Stitch Fix, Inc.SFIX

時価総額
$7.1億
PER
パーソナライズ衣料品の米国大手。AIとデータサイエンスで最適化するスタイリングボックスとFreestyleを展開。2024年8月期のアクティブ顧客が250.8万人、2024年に英国事業を停止。米国中心に展開。

事業内容

Stitch Fix, Inc.は、顧客の好みやデータを活用して個別に選んだ衣料品を届けるパーソナルスタイリング事業を中心に展開しています。同社は定期的にスタイリングされた商品を送る「Fix」と、顧客がいつでも購入できるオンライン商品一覧(Freestyle)を組み合わせたサービスを提供しています。

主要な顧客は自分に合った服の提案や手間の省略を求める消費者で、女性・男性・子供向けのアカウントを含みます。収益は主に商品販売に依存し、スタイリング料や配送料、プライベートブランドと他社ブランドの売上が柱であり、顧客の継続利用と1人当たりの売上が業績に直結しています。

同社はWomen’s、Petite、Maternity、Men’s、Plus、Kidsといったカテゴリでジーンズやワンピース、ブラウス、スカート、靴や小物まで幅広く取り扱っています。サードパーティブランドと自社のプライベートブランドを組み合わせ、プライベートブランドの方が利幅が高い傾向にあるため商品ミックスと在庫管理をデータ分析に基づいて最適化し、複数のフルフィルメント拠点で発送と返品処理を行っています。

経営方針

同社は「流動性を維持しつつ収益性を回復し、長期的な成長に戻す」ことを成長戦略の中核に据えています。具体的には、アクティブクライアント数を重要指標とし、2024会計年度のアクティブクライアントは約250.8万名(前年は312.1万名で前年比▲19.6%)でしたが、1人当たりの年間純収益は533ドルと前年から4.5%増加しており、顧客あたりの収益性改善を重視しています。営業キャッシュフローから設備投資を差し引いたフリーキャッシュフローは2024年度で約1,424万ドルにとどまる一方、広告費は2024年度111.4百万ドルであり、同社は広告費を売上高の約8〜9%に抑える見込みで、採算に見合う集客を重視した投資配分を目指しています。

重点投資分野はデータサイエンスと商品開発、在庫・物流の最適化です。具体的には顧客ごとの好みを機械学習で解析して商品推薦や仕入れを行うことで、返品率低下や客単価向上を狙っています。自社企画のプライベートブランドは一般にマージンが高く、同社はこの比率を高めることで差別化を図っています。また、在庫確保のために先行発注を行う一方で在庫リスクも抱えるため、約1.329億ドル(2024年8月時点)の法的な仕入れコミットメントを管理しつつ、商品ミックスで収益をつくる方針です。
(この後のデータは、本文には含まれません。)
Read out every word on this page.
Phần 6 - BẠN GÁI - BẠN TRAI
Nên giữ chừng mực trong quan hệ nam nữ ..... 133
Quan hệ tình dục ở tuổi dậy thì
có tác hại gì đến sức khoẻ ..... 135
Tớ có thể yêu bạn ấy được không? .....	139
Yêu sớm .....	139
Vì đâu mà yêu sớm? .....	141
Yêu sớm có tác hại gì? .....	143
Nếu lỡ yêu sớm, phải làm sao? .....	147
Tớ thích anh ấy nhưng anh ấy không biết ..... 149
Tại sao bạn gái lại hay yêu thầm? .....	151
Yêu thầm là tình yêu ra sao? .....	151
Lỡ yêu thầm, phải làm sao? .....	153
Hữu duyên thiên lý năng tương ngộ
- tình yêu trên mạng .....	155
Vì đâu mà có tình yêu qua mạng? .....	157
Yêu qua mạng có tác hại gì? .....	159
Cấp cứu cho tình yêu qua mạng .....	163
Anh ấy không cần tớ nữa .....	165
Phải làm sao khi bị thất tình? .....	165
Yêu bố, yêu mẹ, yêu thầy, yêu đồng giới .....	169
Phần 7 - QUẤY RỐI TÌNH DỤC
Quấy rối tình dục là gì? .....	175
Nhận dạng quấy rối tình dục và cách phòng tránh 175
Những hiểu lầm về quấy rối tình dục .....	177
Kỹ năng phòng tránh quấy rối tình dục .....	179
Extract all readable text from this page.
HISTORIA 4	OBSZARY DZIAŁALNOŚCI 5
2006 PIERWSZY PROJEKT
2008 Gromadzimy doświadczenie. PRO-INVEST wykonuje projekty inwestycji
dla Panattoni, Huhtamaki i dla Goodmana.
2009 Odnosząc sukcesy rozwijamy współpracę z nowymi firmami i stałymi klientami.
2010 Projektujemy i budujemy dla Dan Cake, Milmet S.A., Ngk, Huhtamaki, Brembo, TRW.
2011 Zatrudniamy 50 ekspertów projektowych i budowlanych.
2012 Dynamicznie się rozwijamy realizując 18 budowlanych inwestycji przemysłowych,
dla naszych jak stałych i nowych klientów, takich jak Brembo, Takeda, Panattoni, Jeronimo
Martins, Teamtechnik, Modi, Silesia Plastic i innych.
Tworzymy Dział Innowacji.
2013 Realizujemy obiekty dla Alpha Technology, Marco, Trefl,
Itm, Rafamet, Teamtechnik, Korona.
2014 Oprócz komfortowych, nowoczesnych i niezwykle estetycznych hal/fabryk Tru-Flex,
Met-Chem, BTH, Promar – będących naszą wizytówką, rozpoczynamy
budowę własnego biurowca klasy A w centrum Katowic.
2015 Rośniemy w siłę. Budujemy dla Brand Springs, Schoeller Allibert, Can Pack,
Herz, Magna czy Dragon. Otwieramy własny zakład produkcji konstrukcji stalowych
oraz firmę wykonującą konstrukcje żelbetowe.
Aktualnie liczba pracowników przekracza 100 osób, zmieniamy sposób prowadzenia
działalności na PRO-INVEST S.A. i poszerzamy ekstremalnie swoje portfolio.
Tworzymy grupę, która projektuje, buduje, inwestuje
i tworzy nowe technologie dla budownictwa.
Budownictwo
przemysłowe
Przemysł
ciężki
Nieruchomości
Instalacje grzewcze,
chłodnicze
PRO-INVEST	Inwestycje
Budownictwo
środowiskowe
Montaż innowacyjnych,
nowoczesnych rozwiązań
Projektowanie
新市場開拓と事業拡大については、グローバル展開の見直しを行い、英国事業は停止して事業構成を整理したうえで、米国内の主要カテゴリと新たな顧客層に集中しています。現在取り扱うカテゴリはウィメンズ、メンズ、キッズ、プラス、マタニティ、ペティート等で、価格帯や商品タイプの幅を広げることで既存顧客のエンゲージメントを高める施策を進めています。物流面では塩湖シティや一部のフルフィルメントセンターを閉鎖し、現在はアリゾナ、インディアナ、ジョージアの3拠点(総面積約2,114,000平方フィート)に集約して効率化を進め、不要スペースはサブリース(約1,012,000平方フィート)で調整しています。

技術革新への取り組みとして、同社はレコメンデーションや在庫予測に対するデータサイエンス投資を加速させています。社内のスタイリングや受注・倉庫管理のための独自アプリケーションを整備し、クラウド基盤や外部ベンダーと連携して顧客体験の向上と運用コスト削減を目指しています。加えてサイバーセキュリティの強化にも注力しており、最高情報セキュリティ責任者(CISO)が体制を監督、従業員向けの定期的な訓練・監視ツール・インシデント対応計画を整備してリスク管理を行っている点も特徴です。